Here’s another article on abnormal findings that was published way back…

When to Clarify Abnormal Lab/Radiological/And Other Findings

“Abnormal findings (laboratory, x-ray, pathologic, and other diagnostic results) are not coded and reported unless the physician indicates their clinical significance. If the findings are outside the normal range and the attending provider has ordered other tests to evaluate the condition or prescribed treatment, it is appropriate to ask the physician whether a corresponding diagnosis should be added.” (ICD-10-CM Official Guidelines for Coding and Reporting)

“Coders are not allowed to assign codes directly from impressions included on diagnostic reports, such as x-rays, MRI, CT scans, electrocardiograms, echocardiograms, and pathology, even if a physician has signed the diagnostic report. The diagnosis must be confirmed by the physician in the body of the medical record (e.g., progress notes or discharge summary) before it can be coded. However, if the diagnostic report is adding specificity to an already-confirmed (physician-documented) diagnosis, then the coder may use the more specific code based on the diagnostic report without obtaining physician confirmation.” (AHA Coding Clinic for ICD-9-CM, 1999, first quarter, page 5)

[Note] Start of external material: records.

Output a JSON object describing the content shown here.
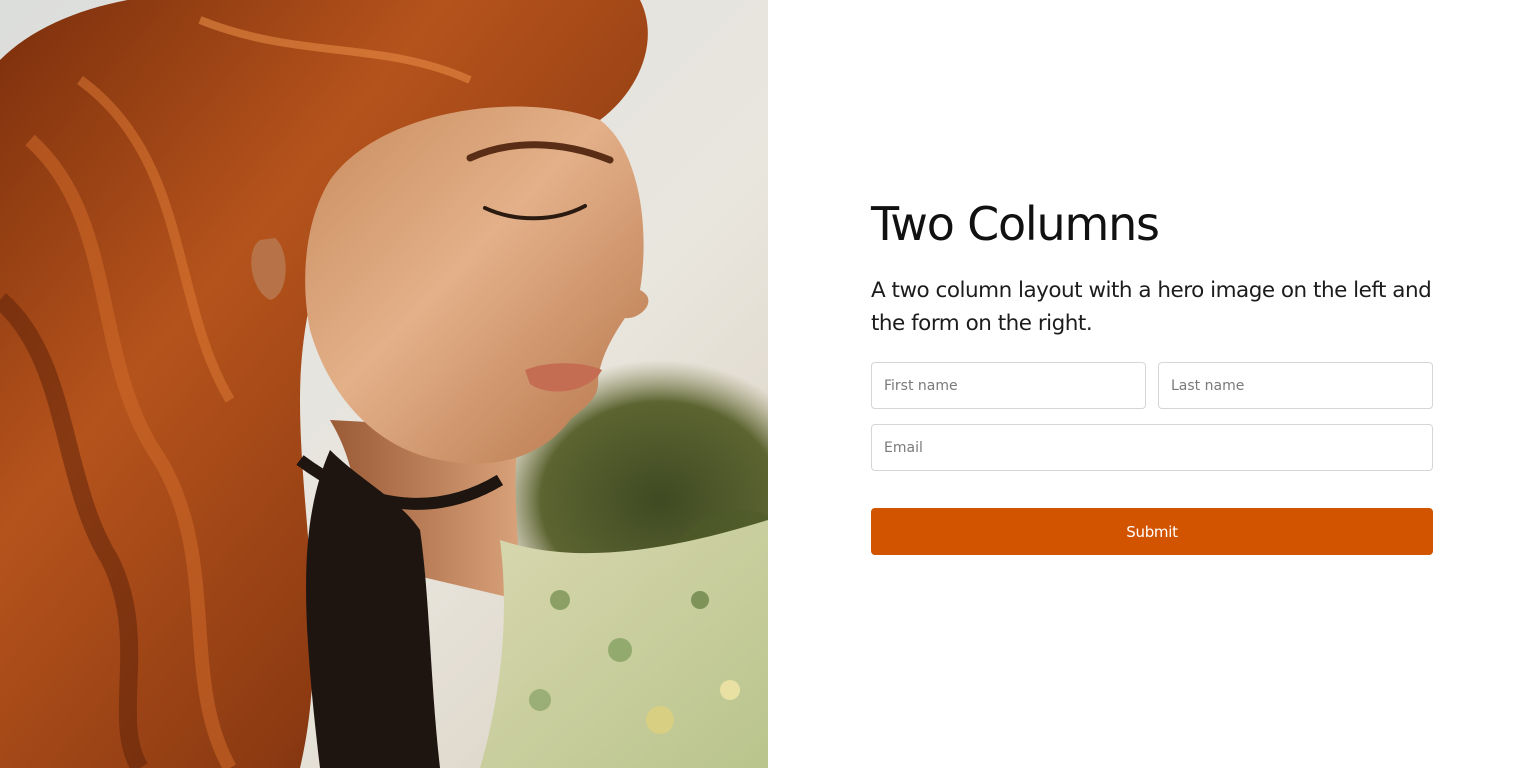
{
  "hero": {
    "image_description_icon": "portrait-photo-icon"
  },
  "main": {
    "title": "Two Columns",
    "subtitle": "A two column layout with a hero image on the left and the form on the right."
  },
  "form": {
    "first_name_placeholder": "First name",
    "last_name_placeholder": "Last name",
    "email_placeholder": "Email",
    "submit_label": "Submit"
  },
  "colors": {
    "accent": "#d35400",
    "text": "#111111",
    "border": "#d6d6d6"
  }
}
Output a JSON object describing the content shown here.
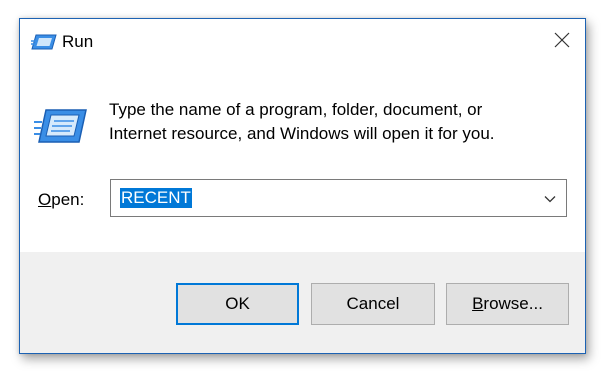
{
  "window": {
    "title": "Run"
  },
  "content": {
    "description_line1": "Type the name of a program, folder, document, or",
    "description_line2": "Internet resource, and Windows will open it for you."
  },
  "open_field": {
    "label_accel": "O",
    "label_rest": "pen:",
    "value": "RECENT",
    "selected": true
  },
  "buttons": {
    "ok": "OK",
    "cancel": "Cancel",
    "browse_accel": "B",
    "browse_rest": "rowse..."
  },
  "icons": {
    "title": "run-icon",
    "close": "close-icon",
    "content": "run-program-icon",
    "dropdown": "chevron-down-icon"
  },
  "colors": {
    "accent": "#0078d7",
    "window_border": "#1c62b3",
    "button_face": "#e1e1e1",
    "footer_bg": "#f0f0f0"
  }
}
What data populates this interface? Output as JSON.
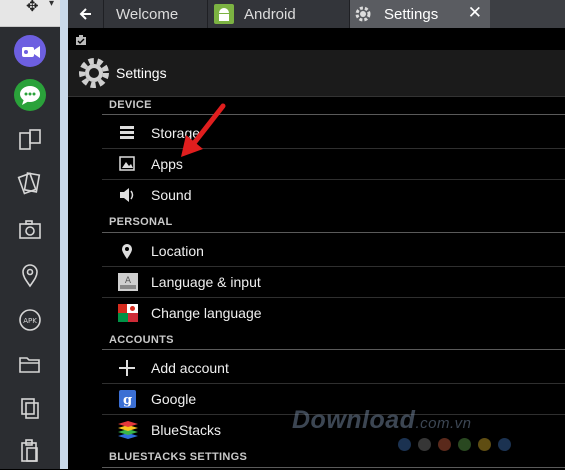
{
  "tabs": [
    {
      "label": "Welcome",
      "icon": "back-arrow-icon"
    },
    {
      "label": "Android",
      "icon": "android-icon"
    },
    {
      "label": "Settings",
      "icon": "gear-icon"
    }
  ],
  "action_bar": {
    "title": "Settings"
  },
  "sections": {
    "device": "DEVICE",
    "personal": "PERSONAL",
    "accounts": "ACCOUNTS",
    "bluestacks": "BLUESTACKS SETTINGS"
  },
  "items": {
    "storage": "Storage",
    "apps": "Apps",
    "sound": "Sound",
    "location": "Location",
    "language_input": "Language & input",
    "change_language": "Change language",
    "add_account": "Add account",
    "google": "Google",
    "bluestacks": "BlueStacks"
  },
  "watermark": {
    "brand": "Download",
    "suffix": ".com.vn"
  },
  "colors": {
    "accent_purple": "#6d5fe0",
    "accent_green": "#2aa23a",
    "annotation_arrow": "#e01e1e",
    "google_blue": "#3b6fd4"
  }
}
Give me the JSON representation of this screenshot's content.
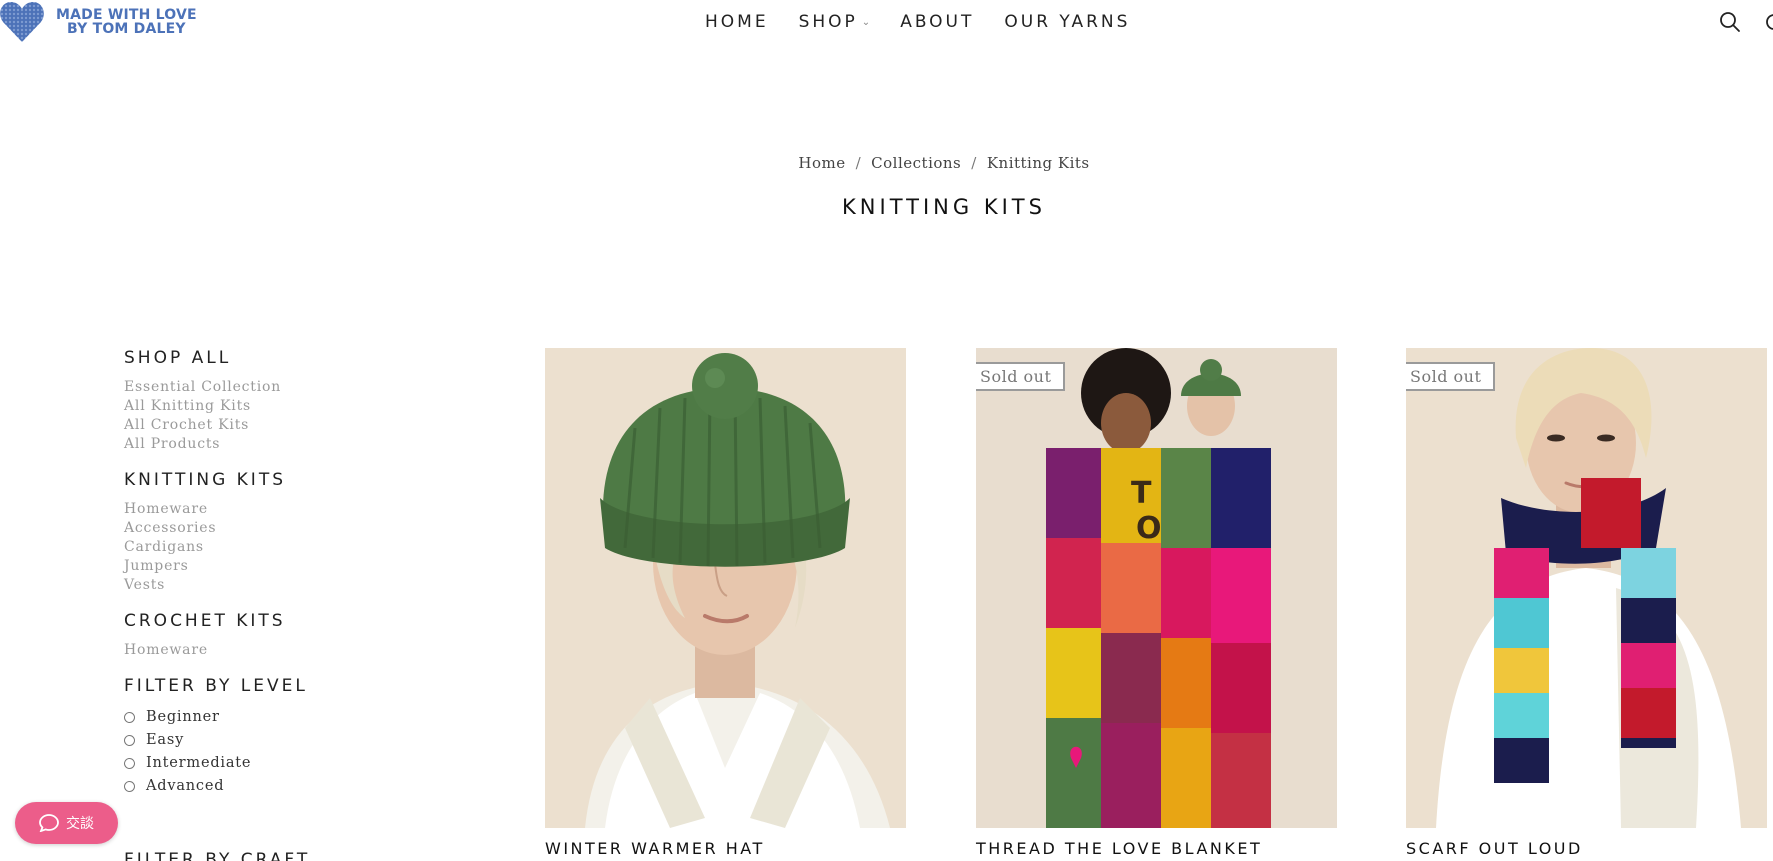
{
  "header": {
    "logo_line1": "MADE WITH LOVE",
    "logo_line2": "BY TOM DALEY",
    "nav": [
      {
        "label": "HOME"
      },
      {
        "label": "SHOP"
      },
      {
        "label": "ABOUT"
      },
      {
        "label": "OUR YARNS"
      }
    ],
    "brand_color": "#4c72b8"
  },
  "breadcrumb": [
    "Home",
    "Collections",
    "Knitting Kits"
  ],
  "breadcrumb_sep": "/",
  "page_title": "KNITTING KITS",
  "sidebar": {
    "sections": [
      {
        "heading": "SHOP ALL",
        "items": [
          "Essential Collection",
          "All Knitting Kits",
          "All Crochet Kits",
          "All Products"
        ]
      },
      {
        "heading": "KNITTING KITS",
        "items": [
          "Homeware",
          "Accessories",
          "Cardigans",
          "Jumpers",
          "Vests"
        ]
      },
      {
        "heading": "CROCHET KITS",
        "items": [
          "Homeware"
        ]
      }
    ],
    "filter_level": {
      "heading": "FILTER BY LEVEL",
      "options": [
        "Beginner",
        "Easy",
        "Intermediate",
        "Advanced"
      ]
    },
    "next_heading": "FILTER BY CRAFT"
  },
  "chat": {
    "label": "交談",
    "color": "#ec5d8a"
  },
  "products": [
    {
      "name": "WINTER WARMER HAT",
      "badge": ""
    },
    {
      "name": "THREAD THE LOVE BLANKET",
      "badge": "Sold out"
    },
    {
      "name": "SCARF OUT LOUD",
      "badge": "Sold out"
    }
  ]
}
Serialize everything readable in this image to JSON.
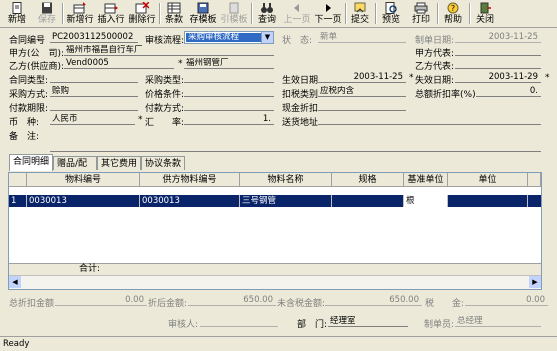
{
  "toolbar": {
    "items": [
      {
        "label": "新增",
        "icon": "new-document-icon",
        "enabled": true
      },
      {
        "label": "保存",
        "icon": "save-disk-icon",
        "enabled": false
      },
      {
        "label": "新增行",
        "icon": "add-row-icon",
        "enabled": true
      },
      {
        "label": "插入行",
        "icon": "insert-row-icon",
        "enabled": true
      },
      {
        "label": "删除行",
        "icon": "delete-row-icon",
        "enabled": true
      },
      {
        "label": "条款",
        "icon": "terms-grid-icon",
        "enabled": true
      },
      {
        "label": "存模板",
        "icon": "template-save-icon",
        "enabled": true
      },
      {
        "label": "引模板",
        "icon": "template-load-icon",
        "enabled": false
      },
      {
        "label": "查询",
        "icon": "binoculars-icon",
        "enabled": true
      },
      {
        "label": "上一页",
        "icon": "prev-arrow-icon",
        "enabled": false
      },
      {
        "label": "下一页",
        "icon": "next-arrow-icon",
        "enabled": true
      },
      {
        "label": "提交",
        "icon": "submit-icon",
        "enabled": true
      },
      {
        "label": "预览",
        "icon": "preview-icon",
        "enabled": true
      },
      {
        "label": "打印",
        "icon": "printer-icon",
        "enabled": true
      },
      {
        "label": "帮助",
        "icon": "help-icon",
        "enabled": true
      },
      {
        "label": "关闭",
        "icon": "exit-door-icon",
        "enabled": true
      }
    ]
  },
  "form": {
    "contract_no_label": "合同编号",
    "contract_no": "PC2003112500002",
    "flow_label": "审核流程:",
    "flow_value": "采购审核流程",
    "status_label": "状　态:",
    "status_value": "新单",
    "made_date_label": "制单日期:",
    "made_date": "2003-11-25",
    "party_a_label": "甲方(公　司):",
    "party_a": "福州市福昌自行车厂",
    "party_a_rep_label": "甲方代表:",
    "party_b_label": "乙方(供应商):",
    "party_b_code": "Vend0005",
    "party_b_name": "福州钢管厂",
    "party_b_rep_label": "乙方代表:",
    "contract_type_label": "合同类型:",
    "purchase_type_label": "采购类型:",
    "effective_date_label": "生效日期:",
    "effective_date": "2003-11-25",
    "expire_date_label": "失效日期:",
    "expire_date": "2003-11-29",
    "purchase_method_label": "采购方式:",
    "purchase_method": "赊购",
    "price_terms_label": "价格条件:",
    "deduction_type_label": "扣税类别:",
    "deduction_type": "应税内含",
    "discount_label": "总额折扣率(%):",
    "discount_value": "0.",
    "payment_term_label": "付款期限:",
    "payment_method_label": "付款方式:",
    "cash_discount_label": "现金折扣:",
    "currency_label": "币　种:",
    "currency": "人民币",
    "rate_label": "汇　　率:",
    "rate_value": "1.",
    "delivery_addr_label": "送货地址:",
    "remark_label": "备　注:"
  },
  "tabs": [
    {
      "label": "合同明细",
      "active": true
    },
    {
      "label": "赠品/配件",
      "active": false
    },
    {
      "label": "其它费用",
      "active": false
    },
    {
      "label": "协议条款",
      "active": false
    }
  ],
  "grid": {
    "columns": [
      "物料编号",
      "供方物料编号",
      "物料名称",
      "规格",
      "基准单位",
      "单位"
    ],
    "rows": [
      {
        "no": "1",
        "material_no": "0030013",
        "vendor_material_no": "0030013",
        "name": "三号钢管",
        "spec": "",
        "base_unit": "根",
        "unit": ""
      }
    ],
    "total_label": "合计:"
  },
  "summary": {
    "total_discount_label": "总折扣金额:",
    "total_discount": "0.00",
    "after_discount_label": "折后金额:",
    "after_discount": "650.00",
    "untaxed_label": "未含税金额:",
    "untaxed": "650.00",
    "tax_label": "税　　金:",
    "tax": "0.00"
  },
  "footer": {
    "auditor_label": "审核人:",
    "dept_label": "部　门:",
    "dept": "经理室",
    "maker_label": "制单员:",
    "maker": "总经理"
  },
  "statusbar": {
    "text": "Ready"
  },
  "colors": {
    "selected_row": "#0a246a",
    "face": "#ece9d8"
  }
}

The basis for these guidelines — not all abnormal findings are significant. Trace tricuspid regurgitation, minimal cerebral edema, slight midline shift do not necessarily mean that these are significant pathological conditions that affect the patient. The corresponding radiologist, imaging specialist, or another reader reports them because they want to show that these abnormal findings may become significant in the future (but not yet at this time). But how is anyone to know when the abnormal finding has significance or not? Does every abnormal finding that is not confirmed by the attending need to be clarified? Will that generate a lot of queries that further embroil the providers and increase their frustration; or, should you ask for clarifications judiciously, when there is evidence that it may be significant? There are true positive findings that confirm the diagnosis; true negative findings that rule out the condition. But, there are also false positive findings and false negative findings. There are findings that are part and parcel of the disease; then, there are findings that connote a more severe condition. There are two principles that come to play here. Is the provider concerned with the finding and is 1.) ordering further workup to evaluate and monitor the condition; or, 2.) prescribing treatment for the condition? Either situation shows that the abnormal finding is now a significant condition.